Table: Journal Source

ParameterTypeRequiredDefault ValueDescription
currentBootOnlybooleanoptional[a] false If true, only collect logs from the current boot.
directorystringoptional[a]   Allows you to specify the journal directory to collect from. If not specified collection is from the local journal.
excludeUnitsarray of stringsoptional[a]   If specified, LogScale will not collect from these units.
includeUnitsarray of stringsoptional[a]   If specified, LogScale only collects from these units.
parserstringoptional[a]   Specify the parser used to parse the logs. If you install the parser through a package you must specify the type and name as displayed on the parser's page. For example linux/system-logs:linux/system-logs. If a parser is assigned to the ingest token, this parser is ignored.

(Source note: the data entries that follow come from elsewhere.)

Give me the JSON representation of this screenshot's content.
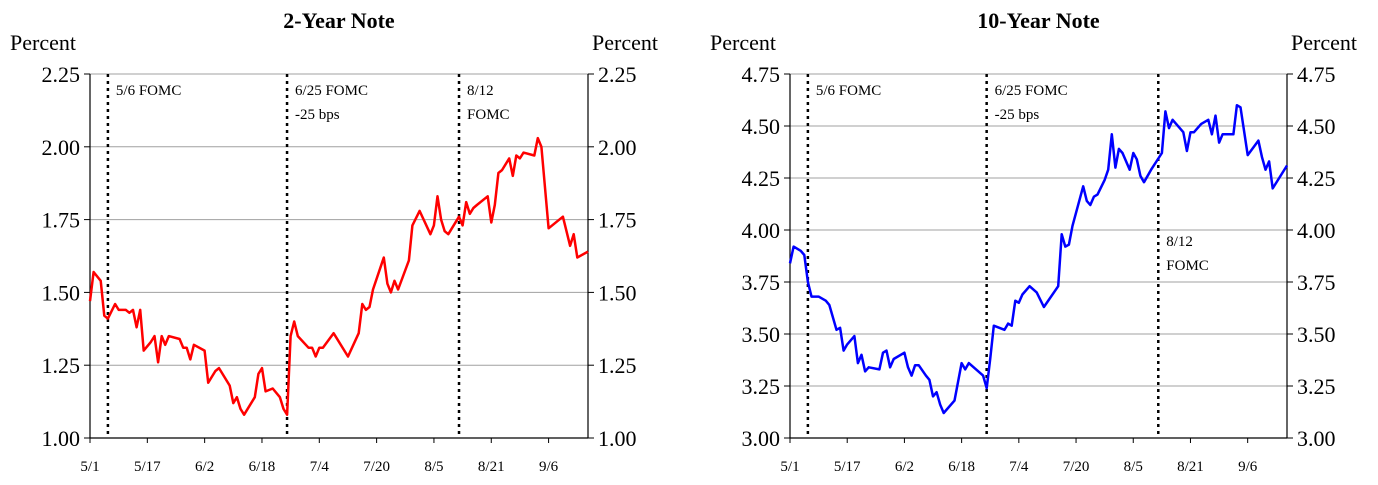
{
  "chart_data": [
    {
      "type": "line",
      "title": "2-Year Note",
      "y_label": "Percent",
      "y2_label": "Percent",
      "grid": true,
      "xlim": [
        "5/1",
        "9/17"
      ],
      "xticks": [
        "5/1",
        "5/17",
        "6/2",
        "6/18",
        "7/4",
        "7/20",
        "8/5",
        "8/21",
        "9/6"
      ],
      "ylim": [
        1,
        2.25
      ],
      "yticks": [
        {
          "value": 1,
          "label": "1.00"
        },
        1.25,
        {
          "value": 1.5,
          "label": "1.50"
        },
        1.75,
        {
          "value": 2,
          "label": "2.00"
        },
        2.25
      ],
      "y2lim": [
        1,
        2.25
      ],
      "y2ticks": [
        {
          "value": 1,
          "label": "1.00"
        },
        1.25,
        {
          "value": 1.5,
          "label": "1.50"
        },
        1.75,
        {
          "value": 2,
          "label": "2.00"
        },
        2.25
      ],
      "events": [
        {
          "x": "5/6",
          "label": [
            "5/6 FOMC"
          ]
        },
        {
          "x": "6/25",
          "label": [
            "6/25 FOMC",
            "-25 bps"
          ]
        },
        {
          "x": "8/12",
          "label": [
            "8/12",
            "FOMC"
          ]
        }
      ],
      "color": "#ff0000",
      "x": [
        "5/1",
        "5/2",
        "5/4",
        "5/5",
        "5/6",
        "5/8",
        "5/9",
        "5/11",
        "5/12",
        "5/13",
        "5/14",
        "5/15",
        "5/16",
        "5/18",
        "5/19",
        "5/20",
        "5/21",
        "5/22",
        "5/23",
        "5/26",
        "5/27",
        "5/28",
        "5/29",
        "5/30",
        "6/2",
        "6/3",
        "6/5",
        "6/6",
        "6/9",
        "6/10",
        "6/11",
        "6/12",
        "6/13",
        "6/16",
        "6/17",
        "6/18",
        "6/19",
        "6/21",
        "6/23",
        "6/24",
        "6/25",
        "6/26",
        "6/27",
        "6/28",
        "7/1",
        "7/2",
        "7/3",
        "7/4",
        "7/5",
        "7/8",
        "7/12",
        "7/15",
        "7/16",
        "7/17",
        "7/18",
        "7/19",
        "7/22",
        "7/23",
        "7/24",
        "7/25",
        "7/26",
        "7/29",
        "7/30",
        "8/1",
        "8/4",
        "8/5",
        "8/6",
        "8/7",
        "8/8",
        "8/9",
        "8/12",
        "8/13",
        "8/14",
        "8/15",
        "8/16",
        "8/17",
        "8/20",
        "8/21",
        "8/22",
        "8/23",
        "8/24",
        "8/26",
        "8/27",
        "8/28",
        "8/29",
        "8/30",
        "9/2",
        "9/3",
        "9/4",
        "9/6",
        "9/10",
        "9/11",
        "9/12",
        "9/13",
        "9/14",
        "9/17"
      ],
      "values": [
        1.47,
        1.57,
        1.54,
        1.42,
        1.41,
        1.46,
        1.44,
        1.44,
        1.43,
        1.44,
        1.38,
        1.44,
        1.3,
        1.33,
        1.35,
        1.26,
        1.35,
        1.32,
        1.35,
        1.34,
        1.31,
        1.31,
        1.27,
        1.32,
        1.3,
        1.19,
        1.23,
        1.24,
        1.18,
        1.12,
        1.14,
        1.1,
        1.08,
        1.14,
        1.22,
        1.24,
        1.16,
        1.17,
        1.14,
        1.1,
        1.08,
        1.35,
        1.4,
        1.35,
        1.31,
        1.31,
        1.28,
        1.31,
        1.31,
        1.36,
        1.28,
        1.36,
        1.46,
        1.44,
        1.45,
        1.51,
        1.62,
        1.53,
        1.5,
        1.54,
        1.51,
        1.61,
        1.73,
        1.78,
        1.7,
        1.73,
        1.83,
        1.75,
        1.71,
        1.7,
        1.76,
        1.73,
        1.81,
        1.77,
        1.79,
        1.8,
        1.83,
        1.74,
        1.8,
        1.91,
        1.92,
        1.96,
        1.9,
        1.97,
        1.96,
        1.98,
        1.97,
        2.03,
        2.0,
        1.72,
        1.76,
        1.71,
        1.66,
        1.7,
        1.62,
        1.64
      ]
    },
    {
      "type": "line",
      "title": "10-Year Note",
      "y_label": "Percent",
      "y2_label": "Percent",
      "grid": true,
      "xlim": [
        "5/1",
        "9/17"
      ],
      "xticks": [
        "5/1",
        "5/17",
        "6/2",
        "6/18",
        "7/4",
        "7/20",
        "8/5",
        "8/21",
        "9/6"
      ],
      "ylim": [
        3,
        4.75
      ],
      "yticks": [
        {
          "value": 3,
          "label": "3.00"
        },
        3.25,
        {
          "value": 3.5,
          "label": "3.50"
        },
        3.75,
        {
          "value": 4,
          "label": "4.00"
        },
        4.25,
        {
          "value": 4.5,
          "label": "4.50"
        },
        4.75
      ],
      "y2lim": [
        3,
        4.75
      ],
      "y2ticks": [
        {
          "value": 3,
          "label": "3.00"
        },
        3.25,
        {
          "value": 3.5,
          "label": "3.50"
        },
        3.75,
        {
          "value": 4,
          "label": "4.00"
        },
        4.25,
        {
          "value": 4.5,
          "label": "4.50"
        },
        4.75
      ],
      "events": [
        {
          "x": "5/6",
          "label": [
            "5/6 FOMC"
          ]
        },
        {
          "x": "6/25",
          "label": [
            "6/25 FOMC",
            "-25 bps"
          ]
        },
        {
          "x": "8/12",
          "label": [
            "8/12",
            "FOMC"
          ]
        }
      ],
      "color": "#0000ff",
      "x": [
        "5/1",
        "5/2",
        "5/4",
        "5/5",
        "5/6",
        "5/7",
        "5/9",
        "5/11",
        "5/12",
        "5/14",
        "5/15",
        "5/16",
        "5/17",
        "5/19",
        "5/20",
        "5/21",
        "5/22",
        "5/23",
        "5/26",
        "5/27",
        "5/28",
        "5/29",
        "5/30",
        "6/2",
        "6/3",
        "6/4",
        "6/5",
        "6/6",
        "6/8",
        "6/9",
        "6/10",
        "6/11",
        "6/12",
        "6/13",
        "6/16",
        "6/18",
        "6/19",
        "6/20",
        "6/24",
        "6/25",
        "6/26",
        "6/27",
        "6/30",
        "7/1",
        "7/2",
        "7/3",
        "7/4",
        "7/5",
        "7/7",
        "7/9",
        "7/11",
        "7/15",
        "7/16",
        "7/17",
        "7/18",
        "7/19",
        "7/22",
        "7/23",
        "7/24",
        "7/25",
        "7/26",
        "7/28",
        "7/29",
        "7/30",
        "7/31",
        "8/1",
        "8/2",
        "8/4",
        "8/5",
        "8/6",
        "8/7",
        "8/8",
        "8/10",
        "8/13",
        "8/14",
        "8/15",
        "8/16",
        "8/19",
        "8/20",
        "8/21",
        "8/22",
        "8/24",
        "8/26",
        "8/27",
        "8/28",
        "8/29",
        "8/30",
        "9/2",
        "9/3",
        "9/4",
        "9/6",
        "9/9",
        "9/10",
        "9/11",
        "9/12",
        "9/13",
        "9/17"
      ],
      "values": [
        3.84,
        3.92,
        3.9,
        3.88,
        3.75,
        3.68,
        3.68,
        3.66,
        3.64,
        3.52,
        3.53,
        3.42,
        3.45,
        3.49,
        3.36,
        3.4,
        3.32,
        3.34,
        3.33,
        3.41,
        3.42,
        3.34,
        3.38,
        3.41,
        3.34,
        3.3,
        3.35,
        3.35,
        3.3,
        3.28,
        3.2,
        3.22,
        3.16,
        3.12,
        3.18,
        3.36,
        3.33,
        3.36,
        3.3,
        3.24,
        3.38,
        3.54,
        3.52,
        3.55,
        3.54,
        3.66,
        3.65,
        3.69,
        3.73,
        3.7,
        3.63,
        3.73,
        3.98,
        3.92,
        3.93,
        4.02,
        4.21,
        4.14,
        4.12,
        4.16,
        4.17,
        4.24,
        4.29,
        4.46,
        4.3,
        4.39,
        4.37,
        4.29,
        4.37,
        4.34,
        4.26,
        4.23,
        4.29,
        4.37,
        4.57,
        4.49,
        4.53,
        4.47,
        4.38,
        4.47,
        4.47,
        4.51,
        4.53,
        4.46,
        4.55,
        4.42,
        4.46,
        4.46,
        4.6,
        4.59,
        4.36,
        4.43,
        4.35,
        4.29,
        4.33,
        4.2,
        4.31
      ]
    }
  ]
}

sinkstringrequired   Name of the sink that collected events should be sent to.
transformstransformoptional[a]   Specify transforms to use for this source (optional). See All Sources: How to Use Transforms to learn how to use transforms.
typejournaldrequired   The source type must be set to journald.

[a] Optional parameters use their default value unless explicitly set.